An internal user can bypass the URL pattern blocking by simply encoding
the blocked pattern using escaped characters, Unicode, or UTF-8 encoding.
Thus an HTTP request that normally would have been blocked by the
Enterprise Firewall's pattern blocking will pass through successfully.
13. PHP socket_recv() Signed Integer Memory Corruption Vulnerability
BugTraq ID: 7197
Remote: No
Date Published: Mar 26 2003 12:00AM
Relevant URL:
http://www.securityfocus.com/bid/7197
Summary:
PHP is a freely available, open source web scripting language package. It
is available for Microsoft Windows, Linux, and Unix operating systems.
A vulnerability has been reported in PHP version 4.3.1 and earlier. The
problem occurs in the socket_recv() and may allow an attacker to corrupt
memory.
The affected function fails to carry out sanity checks on values passed as
the 'len' argument. As a result, an attacker capable of passing a negative
integer as an argument, causing an integer used in a later calculation to
overflow.
If this integer overflows and is later used for memory allocation or data
writing, the procedure could occur at an unanticipated location. This
could be exploited to corrupt sensitive locations in process memory.
This may make it possible for an attacker to trigger a denial of service.
Although it has not been confirmed, it may also be possible to exploit
this issue to execute arbitrary code.
It should be noted that socket functionality is only included in PHP if
compiled with the "--enable-sockets" option.

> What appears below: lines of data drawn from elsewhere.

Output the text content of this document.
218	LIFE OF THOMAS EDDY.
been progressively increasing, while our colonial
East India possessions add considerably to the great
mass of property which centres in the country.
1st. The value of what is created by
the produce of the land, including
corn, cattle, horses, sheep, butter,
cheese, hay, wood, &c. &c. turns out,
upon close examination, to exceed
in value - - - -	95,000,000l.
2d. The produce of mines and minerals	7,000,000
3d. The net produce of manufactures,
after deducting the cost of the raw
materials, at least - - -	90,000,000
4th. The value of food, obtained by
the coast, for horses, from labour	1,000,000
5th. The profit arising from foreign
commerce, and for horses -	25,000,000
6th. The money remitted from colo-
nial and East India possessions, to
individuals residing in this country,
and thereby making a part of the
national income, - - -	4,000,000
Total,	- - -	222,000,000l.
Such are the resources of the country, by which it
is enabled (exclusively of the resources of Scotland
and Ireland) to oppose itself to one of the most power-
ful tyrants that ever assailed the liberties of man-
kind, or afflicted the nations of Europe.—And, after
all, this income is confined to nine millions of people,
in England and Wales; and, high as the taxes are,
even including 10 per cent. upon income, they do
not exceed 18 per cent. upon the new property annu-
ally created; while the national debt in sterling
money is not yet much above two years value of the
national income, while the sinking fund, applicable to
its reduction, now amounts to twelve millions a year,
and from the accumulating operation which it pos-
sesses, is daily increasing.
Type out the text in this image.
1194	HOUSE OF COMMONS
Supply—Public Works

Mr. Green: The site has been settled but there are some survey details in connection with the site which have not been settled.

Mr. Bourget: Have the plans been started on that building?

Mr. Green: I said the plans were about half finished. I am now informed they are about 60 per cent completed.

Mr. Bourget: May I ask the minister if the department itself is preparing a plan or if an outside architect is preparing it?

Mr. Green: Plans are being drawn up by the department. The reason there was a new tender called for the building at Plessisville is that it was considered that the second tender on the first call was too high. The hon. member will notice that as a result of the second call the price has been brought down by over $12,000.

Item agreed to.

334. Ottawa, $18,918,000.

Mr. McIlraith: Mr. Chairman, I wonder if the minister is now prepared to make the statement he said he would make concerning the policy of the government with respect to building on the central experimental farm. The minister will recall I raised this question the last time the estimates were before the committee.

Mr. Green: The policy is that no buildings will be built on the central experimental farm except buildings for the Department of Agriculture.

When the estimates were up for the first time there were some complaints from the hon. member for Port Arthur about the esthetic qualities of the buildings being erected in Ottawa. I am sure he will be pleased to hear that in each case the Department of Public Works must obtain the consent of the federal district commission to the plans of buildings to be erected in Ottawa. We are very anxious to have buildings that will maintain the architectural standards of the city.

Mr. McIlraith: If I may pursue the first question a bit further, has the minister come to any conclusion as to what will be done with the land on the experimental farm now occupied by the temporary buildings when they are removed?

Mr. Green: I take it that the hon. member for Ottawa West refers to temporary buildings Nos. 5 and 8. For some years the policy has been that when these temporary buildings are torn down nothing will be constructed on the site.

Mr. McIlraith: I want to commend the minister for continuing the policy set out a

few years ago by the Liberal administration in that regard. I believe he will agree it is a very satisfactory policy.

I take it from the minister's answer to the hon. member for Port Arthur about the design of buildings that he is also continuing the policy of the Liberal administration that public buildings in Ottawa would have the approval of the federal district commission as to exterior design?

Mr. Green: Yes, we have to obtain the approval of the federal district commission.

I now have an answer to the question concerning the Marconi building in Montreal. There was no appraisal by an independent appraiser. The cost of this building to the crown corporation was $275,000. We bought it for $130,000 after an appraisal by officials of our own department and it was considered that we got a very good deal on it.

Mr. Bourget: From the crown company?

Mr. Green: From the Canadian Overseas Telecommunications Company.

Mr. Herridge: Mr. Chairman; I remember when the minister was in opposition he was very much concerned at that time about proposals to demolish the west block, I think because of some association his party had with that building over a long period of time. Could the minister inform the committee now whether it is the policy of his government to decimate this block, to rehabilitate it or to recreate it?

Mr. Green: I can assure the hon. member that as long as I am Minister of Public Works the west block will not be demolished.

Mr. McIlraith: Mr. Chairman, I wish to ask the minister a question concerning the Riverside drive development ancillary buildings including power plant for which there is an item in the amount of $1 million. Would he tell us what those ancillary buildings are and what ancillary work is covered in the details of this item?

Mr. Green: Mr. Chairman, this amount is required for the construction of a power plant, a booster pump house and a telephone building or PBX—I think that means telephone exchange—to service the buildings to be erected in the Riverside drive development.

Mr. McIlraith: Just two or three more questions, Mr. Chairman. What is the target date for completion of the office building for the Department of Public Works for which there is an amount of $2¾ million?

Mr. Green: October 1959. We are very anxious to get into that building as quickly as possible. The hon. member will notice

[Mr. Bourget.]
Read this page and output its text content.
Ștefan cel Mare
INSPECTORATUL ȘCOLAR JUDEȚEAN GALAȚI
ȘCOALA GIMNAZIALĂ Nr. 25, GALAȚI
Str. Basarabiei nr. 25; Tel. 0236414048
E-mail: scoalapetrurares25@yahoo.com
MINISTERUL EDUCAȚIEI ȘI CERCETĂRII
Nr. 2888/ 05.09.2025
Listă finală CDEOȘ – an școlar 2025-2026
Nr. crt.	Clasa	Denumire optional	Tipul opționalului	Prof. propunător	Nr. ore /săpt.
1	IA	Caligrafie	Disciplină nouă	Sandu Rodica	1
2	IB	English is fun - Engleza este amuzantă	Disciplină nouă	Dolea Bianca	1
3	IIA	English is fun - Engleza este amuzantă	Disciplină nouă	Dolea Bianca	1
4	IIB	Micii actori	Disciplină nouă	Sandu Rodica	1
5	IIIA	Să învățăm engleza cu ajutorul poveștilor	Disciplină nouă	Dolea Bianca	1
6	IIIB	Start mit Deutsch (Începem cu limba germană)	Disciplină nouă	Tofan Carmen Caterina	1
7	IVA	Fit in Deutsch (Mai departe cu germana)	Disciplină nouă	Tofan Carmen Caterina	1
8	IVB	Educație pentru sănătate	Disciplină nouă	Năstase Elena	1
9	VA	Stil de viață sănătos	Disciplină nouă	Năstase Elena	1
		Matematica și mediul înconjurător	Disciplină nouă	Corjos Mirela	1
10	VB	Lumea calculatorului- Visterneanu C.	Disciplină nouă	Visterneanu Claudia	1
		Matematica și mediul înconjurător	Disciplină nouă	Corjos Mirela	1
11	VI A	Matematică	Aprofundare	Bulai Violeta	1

14. PHP emalloc() Unspecified Integer Overflow Memory Corruption Vulnerability
BugTraq ID: 7199
Remote: No
Date Published: Mar 26 2003 12:00AM
Relevant URL:
http://www.securityfocus.com/bid/7199
Summary:
PHP is a freely available, open source web scripting language package. It
is available for Microsoft Windows, Linux, and Unix operating systems.
A vulnerability has been reported in PHP version 4.3.1 and earlier. The
problem occurs in the emalloc() function and may allow an attacker to
corrupt memory.
The affected function reportedly fails to ensure that proper boundary
checks are performed on values supplied by a malicious user. This may
result in an integer overflow when emalloc() attempts to allocate memory.
This may make it possible for an attacker to trigger a condition which
could cause the PHP interpreter to crash.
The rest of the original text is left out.